Forum Discussion

Stephen_Kaiser's avatar
Stephen_Kaiser
Icon for Nimbostratus rankNimbostratus
Apr 19, 2021

vIP Queue not releasing connections

I've configured a vIP with a default pool, created an iRule that inspects the http:payload, and routed certain requests to a second pool based on the payload contents. This was working perfectly until I load tested it. I increased the synthetic traffic on the vIP until the requests in the second pool began queueing and then eventually 50% of requests in the queue timed out before being forwarded to a member. The load test worked very well and all requests were being handled correctly well past the point we normally see under real peak load conditions. However, when I removed the synthetic load we noticed that real web traffic routed to the second pool was timing out in the queue half of the time. This despite the fact that both member servers were green, healthy, and not under nearly enough load to justify queuing. Requests that weren't queued were handled quickly and immediately. Requests that were queued just waited in the queue until they timed out. It seems like there is some bug under the hood that I've stumbled across. Is this a known issue? Are there hotfixes for something like this? Using BIG-IP 13.1.3.4 Build 0.0.5

Recycling services on all client and member servers did not help. Forcing member nodes offline and disabling them did not clear up the issue. We could not see any evidence of health monitors failing, nor was there any reason why they would.

when HTTP_REQUEST {
  if {[HTTP::method] eq "POST"}{
    if {[HTTP::header "Content-Length"] ne "" && [HTTP::header "Content-Length"] <= 500}{
      set content_length [HTTP::header "Content-Length"]
    } else {
        set content_length 500
    }
    if { $content_length > 0} {
      HTTP::collect $content_length
    }
  }
}
when HTTP_REQUEST_DATA {
  if {[HTTP::payload] contains "DoLongSearch"}{
    pool website_search
  }
}

5 Replies

  • Did you check the F5 connection table during the issue to see that F5 does not time out the connections?

     

    https://support.f5.com/csp/article/K53851362

    https://support.f5.com/csp/article/K40033505

     

     

    Also I have seen issues where the F5 and servers have different Time_Wait configured and if you used something like netstat -an to see if there many connections is Time_Wait state on the servers, this could have been the issue.

     

    https://support.f5.com/csp/article/K14400019

  • I did not. I'll use those in my future testing, thank you.

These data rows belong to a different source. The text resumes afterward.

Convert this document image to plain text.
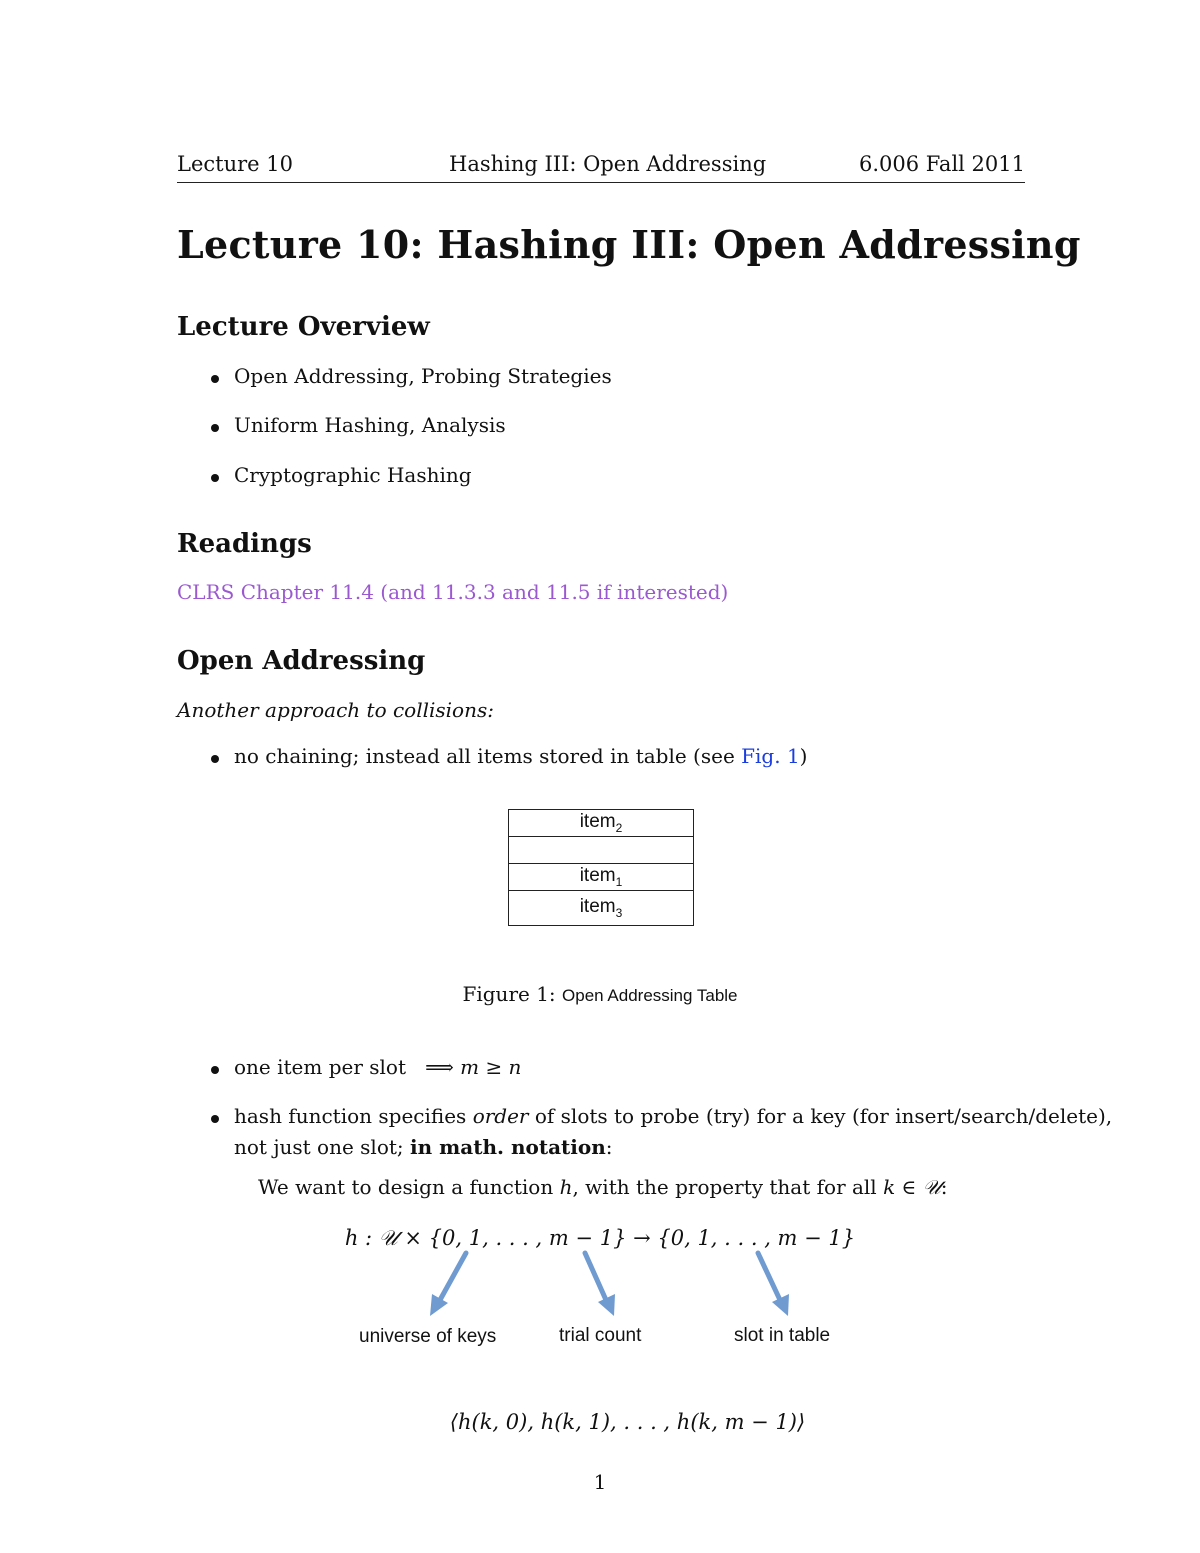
Lecture 10	Hashing III: Open Addressing	6.006 Fall 2011
Lecture 10: Hashing III: Open Addressing
Lecture Overview
Open Addressing, Probing Strategies
Uniform Hashing, Analysis
Cryptographic Hashing
Readings
CLRS Chapter 11.4 (and 11.3.3 and 11.5 if interested)
Open Addressing
Another approach to collisions:
no chaining; instead all items stored in table (see Fig. 1)
item$_2$

item$_1$
item$_3$
Figure 1: Open Addressing Table
one item per slot ⟹ m ≥ n
hash function specifies order of slots to probe (try) for a key (for insert/search/delete),
not just one slot; in math. notation:
We want to design a function h, with the property that for all k ∈ 𝒰:
h : 𝒰 × {0, 1, . . . , m − 1} → {0, 1, . . . , m − 1}
universe of keys	trial count	slot in table
⟨h(k, 0), h(k, 1), . . . , h(k, m − 1)⟩
1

I'm attempting to reproduce the issue on our test environment but so far I've had no luck breaking it again in the same way.

     

    However, I would expect issues of that nature to cause problems with any pools targeting those servers, and also cause the health monitors to fail. But the issue only presented in the website_search pool, not the default_pool, and not in the health monitors. The default pool and the website_search pool dedicated to website searches point at the same server nodes. The only difference between the two pools is the connection limit on each member server and the queue timeouts.

    • default_pool:
      • Queue timeout: 30000ms
      • Queue depth: 3000
      • member_server_1:
        • Connection limit: 80
      • member_server_2:
        • Connection limit: 80
      •  
    • website_search:
      • Queue timeout: 15000ms
      • Queue depth: 3000
      • member_server_1:
        • Connection limit: 20
      • member_server_2:
        • Connection limit: 20
    • Nikoolayy1's avatar
      Nikoolayy1
      Icon for MVP rankMVP

      For issues like the F5 connectioon table not timing out or the Time_Wait only the data plane will be affected not the control plane ( health monitoring ) as they are a sepate thing.

       

       

      If the issue was with the connection limit, then you should be having non stop issues, also to protect the servers from connection exaustion attack the "Slow Ramp Time" is a better option.

       

       

      https://support.f5.com/csp/article/K14804

       

       

       

       

      You may also check irule if it is freeing the HTTP data with log local0 (it should do so during the "HTTP_REQUEST_DATA" event but just in case). Maybe adding HTTP::release at the end just to make certain that the collected data is released.

       

       

      https://clouddocs.f5.com/api/irules/HTTP__release.html

       

      https://support.f5.com/csp/article/K55131641

       

      https://clouddocs.f5.com/api/irules/HTTP_REQUEST_DATA.html

       

       

       

       

      Also you may check the bug tracker if there bugs matching you simptoms and version for "HTTP_REQUEST_DATA", "HTTP::payload" , "HTTP::collect" , etc.

       

       

      https://support.f5.com/csp/bug-tracker

       

  • Adding HTTP::release to the end of HTTP_REQUEST_DATA seems to have resolved the issue despite documentation making it seem it shouldn't be needed. Thank you!

    • Nikoolayy1's avatar
      Nikoolayy1
      Icon for MVP rankMVP

      Well it could be a bug with your version that without HTTP::release the irule does not release the traffic. Can you close the discussion as we managed to catch the issue?